PROFESSOR: We've talked a lot about de Broglie saying that the wavelength is given by h over p. But we have not said much yet about the frequency of the waves. So what is the frequency of those matter waves?
So what is the frequency--
frequency--
of the matter waves.
So de Broglie did answer that same question. And the answer was obtained by analogy. We have p equal h bar k.
And he said, well, just like the wavelength is determined by the momentum, we'll have e equal h bar omega. So the frequency-- so this equation is the one that now completes the story. Omega is equal to e over h bar.
Fixes omega in terms of the energy. And we're going to say a few things. In fact, this will be an interesting digression into an important subject about waves that illustrates why this answer makes a lot of sense.
And that's, really, all you can do at this moment. This is a postulate of quantum mechanics. That you do this thing, and with this, you get quantum mechanics. So the best thing we can do is to explain why it makes sense in a number of ways, and then hope that the theory that you built makes full sense.
So I want to remind you about velocities of waves. So if you have a wave now that it has k and omega-- you have this thing. k minus omega, wave with a phase.
kx minus omega t. Then there is something called the phase velocity.
And it's given by omega over k.
It's the velocity in which the nodes and maxima of this plane wave move. So let's see if this makes some sense. Omega over k is the same thing as e over p.
We're nonrelativistic, so let's continue.
1/2 mv squared over mv. And this seems a little strange. 1/2--
v. So if I have a particle, you see, this is matter waves of energy e and momentum p. And e is 1/2 mv squared, the velocity of the particle. p is equal to mv. And now, somehow this wave seems to be moving with half the speed of the particle. That looks pretty bad. What's going on?
Well, this is the usual story with waves. If the wave itself doesn't-- a wave, a plane wave carries no real information. It's not the signal.
So many times when you try to represent the particle-- a little bit of information traveling-- representing it with a plane wave is actually quite wrong. You have to represent it with a wave packet.

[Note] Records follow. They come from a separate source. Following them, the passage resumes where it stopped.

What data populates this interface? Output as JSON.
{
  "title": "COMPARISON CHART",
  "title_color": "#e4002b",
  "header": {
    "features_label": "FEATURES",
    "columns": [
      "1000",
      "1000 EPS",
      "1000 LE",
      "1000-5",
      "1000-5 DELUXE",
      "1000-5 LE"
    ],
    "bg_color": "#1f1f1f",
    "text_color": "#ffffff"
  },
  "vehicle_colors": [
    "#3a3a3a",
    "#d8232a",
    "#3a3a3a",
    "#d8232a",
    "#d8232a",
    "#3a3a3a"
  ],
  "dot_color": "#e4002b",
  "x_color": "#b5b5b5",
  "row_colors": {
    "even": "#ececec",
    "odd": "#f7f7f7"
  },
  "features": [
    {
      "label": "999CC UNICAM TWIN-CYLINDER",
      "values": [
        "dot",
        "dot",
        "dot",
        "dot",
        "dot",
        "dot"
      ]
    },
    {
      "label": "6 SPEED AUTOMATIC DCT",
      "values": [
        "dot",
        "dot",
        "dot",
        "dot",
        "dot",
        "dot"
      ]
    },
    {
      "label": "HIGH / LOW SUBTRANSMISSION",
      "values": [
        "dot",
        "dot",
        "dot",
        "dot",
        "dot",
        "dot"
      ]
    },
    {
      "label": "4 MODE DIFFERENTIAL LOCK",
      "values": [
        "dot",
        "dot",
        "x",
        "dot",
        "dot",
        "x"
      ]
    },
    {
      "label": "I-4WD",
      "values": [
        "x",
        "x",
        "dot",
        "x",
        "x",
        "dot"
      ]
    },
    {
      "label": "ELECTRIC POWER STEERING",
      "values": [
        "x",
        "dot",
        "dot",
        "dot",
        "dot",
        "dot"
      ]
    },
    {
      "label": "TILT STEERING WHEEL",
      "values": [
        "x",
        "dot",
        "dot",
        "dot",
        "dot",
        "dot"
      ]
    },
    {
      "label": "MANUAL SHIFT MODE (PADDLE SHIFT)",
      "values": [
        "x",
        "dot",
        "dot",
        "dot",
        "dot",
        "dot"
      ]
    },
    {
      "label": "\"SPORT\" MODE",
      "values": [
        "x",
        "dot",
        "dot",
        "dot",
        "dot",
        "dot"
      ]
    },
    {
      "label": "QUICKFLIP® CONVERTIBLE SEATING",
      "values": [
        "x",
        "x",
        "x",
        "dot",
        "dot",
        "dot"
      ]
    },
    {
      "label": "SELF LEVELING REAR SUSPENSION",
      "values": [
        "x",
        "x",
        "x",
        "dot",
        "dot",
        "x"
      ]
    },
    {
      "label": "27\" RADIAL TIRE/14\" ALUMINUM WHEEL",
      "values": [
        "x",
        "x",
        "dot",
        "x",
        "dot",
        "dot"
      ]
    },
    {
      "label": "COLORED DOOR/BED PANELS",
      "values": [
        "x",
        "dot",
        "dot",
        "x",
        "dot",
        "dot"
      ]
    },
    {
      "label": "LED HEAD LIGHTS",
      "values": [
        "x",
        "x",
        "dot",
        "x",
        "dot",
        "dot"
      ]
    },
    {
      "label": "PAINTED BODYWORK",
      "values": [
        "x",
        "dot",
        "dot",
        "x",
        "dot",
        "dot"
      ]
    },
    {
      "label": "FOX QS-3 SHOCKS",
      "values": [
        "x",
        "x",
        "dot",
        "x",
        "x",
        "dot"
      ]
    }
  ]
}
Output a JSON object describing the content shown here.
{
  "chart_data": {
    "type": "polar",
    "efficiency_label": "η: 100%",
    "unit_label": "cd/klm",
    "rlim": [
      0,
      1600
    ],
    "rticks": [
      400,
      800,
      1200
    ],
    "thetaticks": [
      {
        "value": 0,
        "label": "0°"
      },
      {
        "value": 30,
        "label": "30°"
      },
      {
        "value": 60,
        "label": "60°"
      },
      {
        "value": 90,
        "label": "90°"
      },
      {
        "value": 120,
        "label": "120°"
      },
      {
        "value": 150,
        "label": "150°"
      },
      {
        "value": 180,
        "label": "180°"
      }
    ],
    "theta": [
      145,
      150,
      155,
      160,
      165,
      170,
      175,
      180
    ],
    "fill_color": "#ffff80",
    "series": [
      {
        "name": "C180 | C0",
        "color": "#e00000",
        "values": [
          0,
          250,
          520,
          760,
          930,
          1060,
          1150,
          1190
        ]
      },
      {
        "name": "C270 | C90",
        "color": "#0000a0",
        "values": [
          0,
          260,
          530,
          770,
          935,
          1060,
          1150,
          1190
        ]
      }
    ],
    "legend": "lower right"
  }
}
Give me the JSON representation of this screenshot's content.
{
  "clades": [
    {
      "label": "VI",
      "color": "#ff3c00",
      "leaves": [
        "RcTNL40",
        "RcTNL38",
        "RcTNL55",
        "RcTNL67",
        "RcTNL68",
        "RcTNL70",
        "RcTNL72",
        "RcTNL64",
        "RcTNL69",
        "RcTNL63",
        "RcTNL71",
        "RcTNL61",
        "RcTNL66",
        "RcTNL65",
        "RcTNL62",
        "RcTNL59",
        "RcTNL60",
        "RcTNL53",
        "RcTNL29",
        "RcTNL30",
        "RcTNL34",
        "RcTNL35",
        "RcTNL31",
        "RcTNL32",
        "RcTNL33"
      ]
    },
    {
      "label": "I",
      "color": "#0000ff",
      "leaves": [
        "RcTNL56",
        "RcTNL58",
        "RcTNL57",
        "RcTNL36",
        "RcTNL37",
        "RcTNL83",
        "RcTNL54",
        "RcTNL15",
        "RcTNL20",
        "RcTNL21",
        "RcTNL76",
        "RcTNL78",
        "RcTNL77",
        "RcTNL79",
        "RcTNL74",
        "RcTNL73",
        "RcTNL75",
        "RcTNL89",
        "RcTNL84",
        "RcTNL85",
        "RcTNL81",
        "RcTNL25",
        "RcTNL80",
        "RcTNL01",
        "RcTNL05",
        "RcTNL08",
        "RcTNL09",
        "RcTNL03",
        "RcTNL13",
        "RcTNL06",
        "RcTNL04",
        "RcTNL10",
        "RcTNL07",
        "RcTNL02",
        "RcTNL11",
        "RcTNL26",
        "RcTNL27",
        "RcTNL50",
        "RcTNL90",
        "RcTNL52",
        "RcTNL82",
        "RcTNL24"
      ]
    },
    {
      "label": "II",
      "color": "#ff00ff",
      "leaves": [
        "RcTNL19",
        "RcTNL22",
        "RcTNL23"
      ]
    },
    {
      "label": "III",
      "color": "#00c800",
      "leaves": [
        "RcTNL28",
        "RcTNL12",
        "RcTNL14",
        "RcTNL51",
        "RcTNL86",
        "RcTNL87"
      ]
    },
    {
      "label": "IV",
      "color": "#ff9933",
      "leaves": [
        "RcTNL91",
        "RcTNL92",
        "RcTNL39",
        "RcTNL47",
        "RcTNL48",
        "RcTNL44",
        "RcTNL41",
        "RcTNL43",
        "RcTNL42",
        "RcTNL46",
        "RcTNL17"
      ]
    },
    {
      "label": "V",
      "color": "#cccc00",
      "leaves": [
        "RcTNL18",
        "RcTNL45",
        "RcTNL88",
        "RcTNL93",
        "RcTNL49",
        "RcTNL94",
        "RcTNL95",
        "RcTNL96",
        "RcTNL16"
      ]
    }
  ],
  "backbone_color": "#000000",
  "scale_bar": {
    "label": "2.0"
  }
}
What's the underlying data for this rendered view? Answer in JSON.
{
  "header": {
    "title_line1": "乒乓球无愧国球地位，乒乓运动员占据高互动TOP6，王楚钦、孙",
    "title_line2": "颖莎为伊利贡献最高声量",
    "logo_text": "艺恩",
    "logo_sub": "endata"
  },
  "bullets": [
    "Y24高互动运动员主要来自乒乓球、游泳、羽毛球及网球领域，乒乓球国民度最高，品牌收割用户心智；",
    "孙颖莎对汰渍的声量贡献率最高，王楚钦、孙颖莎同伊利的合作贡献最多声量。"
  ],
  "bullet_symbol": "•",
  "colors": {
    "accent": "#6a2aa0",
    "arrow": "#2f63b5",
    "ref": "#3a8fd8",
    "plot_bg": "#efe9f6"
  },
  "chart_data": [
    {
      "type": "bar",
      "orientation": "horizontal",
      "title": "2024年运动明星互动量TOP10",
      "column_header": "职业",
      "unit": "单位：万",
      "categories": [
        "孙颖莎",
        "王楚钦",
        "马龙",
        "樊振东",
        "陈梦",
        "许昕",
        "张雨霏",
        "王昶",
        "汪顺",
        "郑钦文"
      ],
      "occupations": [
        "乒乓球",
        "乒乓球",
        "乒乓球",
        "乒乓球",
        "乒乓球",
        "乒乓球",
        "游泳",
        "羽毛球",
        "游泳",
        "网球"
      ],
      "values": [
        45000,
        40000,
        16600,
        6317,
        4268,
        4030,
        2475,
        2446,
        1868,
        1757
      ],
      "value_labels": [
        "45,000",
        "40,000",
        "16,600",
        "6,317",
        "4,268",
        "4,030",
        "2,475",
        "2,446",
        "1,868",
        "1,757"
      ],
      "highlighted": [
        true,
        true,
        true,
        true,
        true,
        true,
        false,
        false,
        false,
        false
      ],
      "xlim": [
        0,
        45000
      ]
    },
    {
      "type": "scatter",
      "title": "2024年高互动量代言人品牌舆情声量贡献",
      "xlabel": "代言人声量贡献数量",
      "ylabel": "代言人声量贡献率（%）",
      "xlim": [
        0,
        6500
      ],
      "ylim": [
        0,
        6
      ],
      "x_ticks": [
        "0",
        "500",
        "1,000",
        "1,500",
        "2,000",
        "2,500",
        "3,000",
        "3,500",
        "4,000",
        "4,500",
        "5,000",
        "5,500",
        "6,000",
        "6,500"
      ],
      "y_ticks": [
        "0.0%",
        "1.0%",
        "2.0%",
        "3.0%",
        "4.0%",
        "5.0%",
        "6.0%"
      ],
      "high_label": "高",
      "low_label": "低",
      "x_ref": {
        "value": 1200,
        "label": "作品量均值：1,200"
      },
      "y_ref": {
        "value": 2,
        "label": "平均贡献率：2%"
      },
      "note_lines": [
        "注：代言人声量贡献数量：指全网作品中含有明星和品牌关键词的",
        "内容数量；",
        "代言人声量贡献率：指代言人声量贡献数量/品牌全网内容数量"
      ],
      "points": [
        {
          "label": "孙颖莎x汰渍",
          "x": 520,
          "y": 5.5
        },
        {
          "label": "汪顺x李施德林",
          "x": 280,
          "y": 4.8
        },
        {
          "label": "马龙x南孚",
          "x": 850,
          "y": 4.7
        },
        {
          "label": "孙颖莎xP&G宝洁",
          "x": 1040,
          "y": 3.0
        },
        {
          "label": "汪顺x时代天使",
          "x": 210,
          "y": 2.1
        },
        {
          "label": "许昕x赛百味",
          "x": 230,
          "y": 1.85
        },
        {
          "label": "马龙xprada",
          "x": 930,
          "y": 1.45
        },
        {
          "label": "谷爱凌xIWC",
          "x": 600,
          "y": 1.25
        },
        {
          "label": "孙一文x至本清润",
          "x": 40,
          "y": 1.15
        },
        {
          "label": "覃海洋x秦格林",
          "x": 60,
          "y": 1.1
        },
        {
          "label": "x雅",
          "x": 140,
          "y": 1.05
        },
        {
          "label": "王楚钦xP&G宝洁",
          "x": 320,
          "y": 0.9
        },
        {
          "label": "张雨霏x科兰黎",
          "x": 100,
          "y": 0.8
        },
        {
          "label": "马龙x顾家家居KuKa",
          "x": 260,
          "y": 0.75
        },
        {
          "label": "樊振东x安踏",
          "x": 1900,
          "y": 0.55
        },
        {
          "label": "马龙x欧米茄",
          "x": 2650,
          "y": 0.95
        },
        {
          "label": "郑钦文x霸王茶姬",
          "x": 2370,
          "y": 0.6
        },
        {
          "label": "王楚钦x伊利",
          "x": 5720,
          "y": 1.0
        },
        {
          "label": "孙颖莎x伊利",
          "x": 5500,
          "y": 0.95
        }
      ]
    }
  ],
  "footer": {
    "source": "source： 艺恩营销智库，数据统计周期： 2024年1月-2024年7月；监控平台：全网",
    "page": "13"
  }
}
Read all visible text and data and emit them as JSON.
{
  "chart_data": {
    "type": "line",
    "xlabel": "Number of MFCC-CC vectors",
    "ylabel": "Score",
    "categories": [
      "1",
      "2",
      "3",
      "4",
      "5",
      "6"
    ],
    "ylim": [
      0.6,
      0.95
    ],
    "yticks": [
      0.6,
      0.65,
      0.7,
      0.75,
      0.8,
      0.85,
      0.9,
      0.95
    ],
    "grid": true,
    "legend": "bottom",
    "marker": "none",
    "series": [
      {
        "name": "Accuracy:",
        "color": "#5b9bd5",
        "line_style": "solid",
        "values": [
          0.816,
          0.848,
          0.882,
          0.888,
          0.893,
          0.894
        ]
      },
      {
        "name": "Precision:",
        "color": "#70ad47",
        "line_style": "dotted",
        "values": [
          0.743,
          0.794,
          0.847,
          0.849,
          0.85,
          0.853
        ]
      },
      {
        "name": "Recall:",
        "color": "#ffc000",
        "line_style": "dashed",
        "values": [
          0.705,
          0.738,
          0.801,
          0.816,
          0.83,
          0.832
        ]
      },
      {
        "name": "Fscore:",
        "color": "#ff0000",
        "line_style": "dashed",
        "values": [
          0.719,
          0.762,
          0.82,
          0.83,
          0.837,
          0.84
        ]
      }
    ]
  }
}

And therefore, this phase wave velocity being one half of the velocity of the particles seems to just confirm the idea that, first, these waves are a little strange. And second, phase velocity is not very meaningful physically.
The velocity that this more meaningful is v group velocity.
And it's d omega dk evaluated at the value k that you're using. k is a proxy for momentum. So d omega dk may depend on k and omega. So if it's d omega, dk is a function. Which value should you use? Well, the value at the k that you're propagating.
And this would be the same as d omega dk.
Is because of the constant separating-- the same as de vp.
But what is the kinetic energy in terms of the momentum? We wrote it last time. p squared over 2m. That's the kinetic energy expressed in terms of momentum. So this is d dp of p squared over 2m.
Write p equal mv and you'll recover the kinetic energy. And this is just-- because of the 2-- p over m, which is the velocity of the particle. And this is the reason people believe de Broglie.
De Broglie made sense because the group velocity of this [? package ?] would be correct. And that's a very beautiful result. Actually, it's true relativistically, as well.
If you put the energy and the momentum in relativity, this answer comes out exactly the same, perfectly well. So to a large degree, since it also works for energy and momentum in relativity, there was a motivation from relativity that I want to quote, although not elaborate on it too much. So--
the motivation--
is that in special relativity--
relativity--
the components of the energy divided by c and the momentum form a 4-vector.
Just like position and time forms a 4-vector and transform nicely about-- with Lorenz transformation-- e and p form a 4-vector. Nevertheless, when you consider phases--
like this, and you have x and t that form a 4-vector, the good behavior of phases also imply that k and omega form a 4-vector. In fact, omega-- in relativity, omega over c and the k vector--
form a 4-vector. You see, in all the equations we've written-- and de Broglie-- de Broglie in three dimensions or more, really, is p vector equal h bar k vector. And k is usually used for the magnitude of this k vector.
So this is also 4-vector in special relativity. And therefore, vectors are things that transform nicely. So it makes sense to say that one 4-vector is equal to another 4-vector. Because if it's true in one reference frame, it will be true in every reference frame.
So it's almost irresistible to make them equal. And de Broglie, in some sense, said this is equal to h bar. That's de Broglie.
The interesting thing is that this is true relativistically. But actually, nonrelativistically, you can make sense of this and set it equal to be the same things. And the phase velocities, group velocities all makes sense.
Certainly, we've now said for [? minor ?] particles that e is equal to j bar omega. But another statement would be that, yes, indeed, Einstein said that. That for photons, e was equal to h bar omega or h nu.
And therefore, yes, whatever happens for photons happens for this matter waves. And so also, so this is another argument. Group velocities is one. Special relativity is another reason. And of, course photons.
Einstein--
said that e is equal h nu, which is equal to h bar omega.